If you’re having organizational trouble or find yourself doing the same mundane task over and over, chances are pretty high that someone else out there shares your pain. With a little bit of research, you may even find someone who has already conquered your problem. At any rate, it’s worth a look. The internet is a pretty big place these days. There are apps for everything.
As times change, brand new problems crop up all the time that may not yet have structured solutions. Depending on the complexity of your problem and processes, other people’s solutions may not serve your own. If you cannot find a solution, it’s up to you to build one. Given the challenges and material complexity of designing solutions (be they software, logistical or cost), most people opt out and choose to continue suffering. Don’t do that. Don’t settle for the mundane. You should never have to do the same thing more than once – unless you want to.
Growth is an awkward and confusing experience. By building on the old and bringing in the new, life mixes up and turns to chaos. Oftentimes, you experience bumps and bruises. In the worst of situations, there may be casualties. Whether you like it or not, that’s the name of the game. The only way to stop growing pains? Stop growing. Or die. I endorse neither. Growth and change are instrumental to life. Hell, they’re key to adaptation and survival. Suck it up, learn to love the pain and enjoy the ride.

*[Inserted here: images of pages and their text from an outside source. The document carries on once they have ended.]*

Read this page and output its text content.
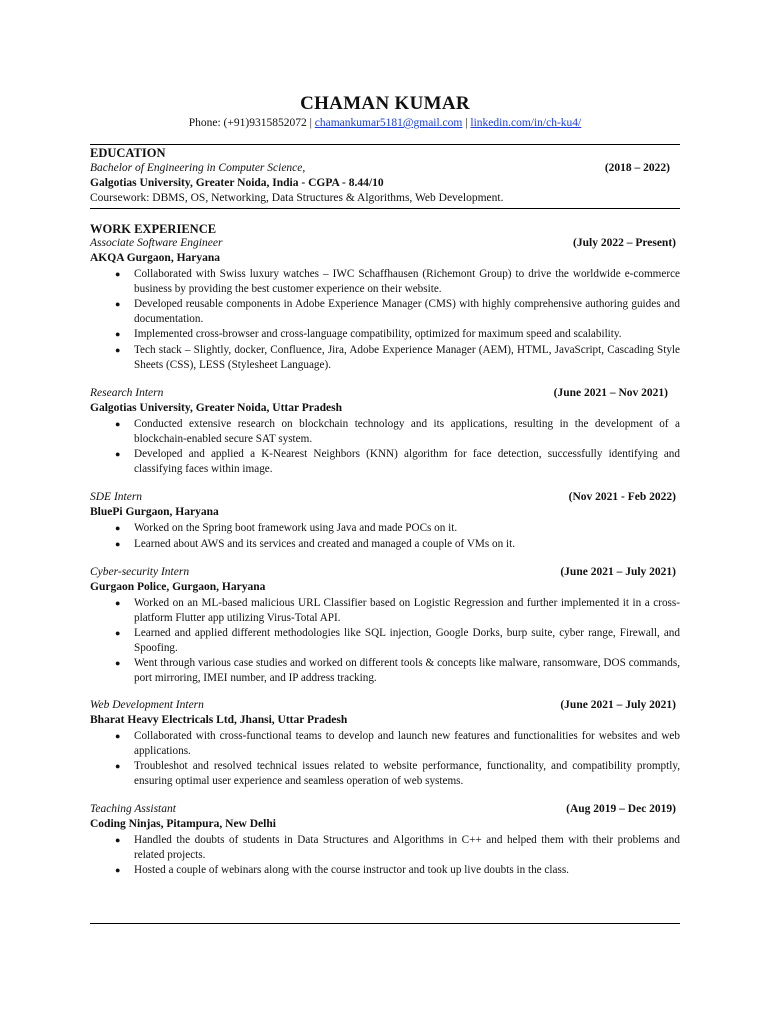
CHAMAN KUMAR
Phone: (+91)9315852072 | chamankumar5181@gmail.com | linkedin.com/in/ch-ku4/
EDUCATION
Bachelor of Engineering in Computer Science,	(2018 – 2022)
Galgotias University, Greater Noida, India - CGPA - 8.44/10
Coursework: DBMS, OS, Networking, Data Structures & Algorithms, Web Development.
WORK EXPERIENCE
Associate Software Engineer	(July 2022 – Present)
AKQA Gurgaon, Haryana
● Collaborated with Swiss luxury watches – IWC Schaffhausen (Richemont Group) to drive the worldwide e-commerce business by providing the best customer experience on their website.
● Developed reusable components in Adobe Experience Manager (CMS) with highly comprehensive authoring guides and documentation.
● Implemented cross-browser and cross-language compatibility, optimized for maximum speed and scalability.
● Tech stack – Slightly, docker, Confluence, Jira, Adobe Experience Manager (AEM), HTML, JavaScript, Cascading Style Sheets (CSS), LESS (Stylesheet Language).
Research Intern	(June 2021 – Nov 2021)
Galgotias University, Greater Noida, Uttar Pradesh
● Conducted extensive research on blockchain technology and its applications, resulting in the development of a blockchain-enabled secure SAT system.
● Developed and applied a K-Nearest Neighbors (KNN) algorithm for face detection, successfully identifying and classifying faces within image.
SDE Intern	(Nov 2021 - Feb 2022)
BluePi Gurgaon, Haryana
● Worked on the Spring boot framework using Java and made POCs on it.
● Learned about AWS and its services and created and managed a couple of VMs on it.
Cyber-security Intern	(June 2021 – July 2021)
Gurgaon Police, Gurgaon, Haryana
● Worked on an ML-based malicious URL Classifier based on Logistic Regression and further implemented it in a cross-platform Flutter app utilizing Virus-Total API.
● Learned and applied different methodologies like SQL injection, Google Dorks, burp suite, cyber range, Firewall, and Spoofing.
● Went through various case studies and worked on different tools & concepts like malware, ransomware, DOS commands, port mirroring, IMEI number, and IP address tracking.
Web Development Intern	(June 2021 – July 2021)
Bharat Heavy Electricals Ltd, Jhansi, Uttar Pradesh
● Collaborated with cross-functional teams to develop and launch new features and functionalities for websites and web applications.
● Troubleshot and resolved technical issues related to website performance, functionality, and compatibility promptly, ensuring optimal user experience and seamless operation of web systems.
Teaching Assistant	(Aug 2019 – Dec 2019)
Coding Ninjas, Pitampura, New Delhi
● Handled the doubts of students in Data Structures and Algorithms in C++ and helped them with their problems and related projects.
● Hosted a couple of webinars along with the course instructor and took up live doubts in the class.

If you’re not meeting new people in new places, you’re not testing yourself or your character. You’re sure as hell not networking. Packed bars, group outings, random parties and networking mixers are all perfect places to practice your elevator pitch about yourself or projects in a fairly consequence-free environment. Without practice, there’s really no way to know if you’re actually connecting with people. These loud and impersonal events are not great for building intimate relationships with other people, but they are great for getting to know yourself. The next time you’re invited to a gathering and have nothing to do, get out of the house and go. Mix it up, try a couple different methods for introducing yourself. Take notes afterwards on what worked and what didn’t. You might learn a thing or two about your pitch, your idea or yourself.
No matter how good you feel about it, do not boast, act on or go to press about a deal you just made (business, employment or otherwise) until the first check goes through. I learned this in Hollywood and continue to stand behind it as I make deals or watch deals unfold around me. You can never completely guarantee a deal will go through until it actually goes through. You can make a serious fool out of yourself by jumping the gun, making public announcements or spending money you don’t have. Better to keep your mouth shut and fingers crossed until fiction becomes fact.
Every company claims they are open to new ideas. But ego and fear of change tend to deflect outside forces. There is a major difference between accepting feedback and acting on it. A feedback culture can only get you so far. After all, actions speak louder than words; what you do is more valuable than what you say. An organization truly interested in keeping an open mind must open its doors – not only to ideas, but also to active change. Companies must encourage every employee to tinker in genuine “ask forgiveness, not permission” fashion. Harsh punishment should not land on failure, but instead on apathy or closed minds. Any person or obstacle stifling healthy ideation must move out of the way.
Let your people play. Design and enforce a true culture of experimentation.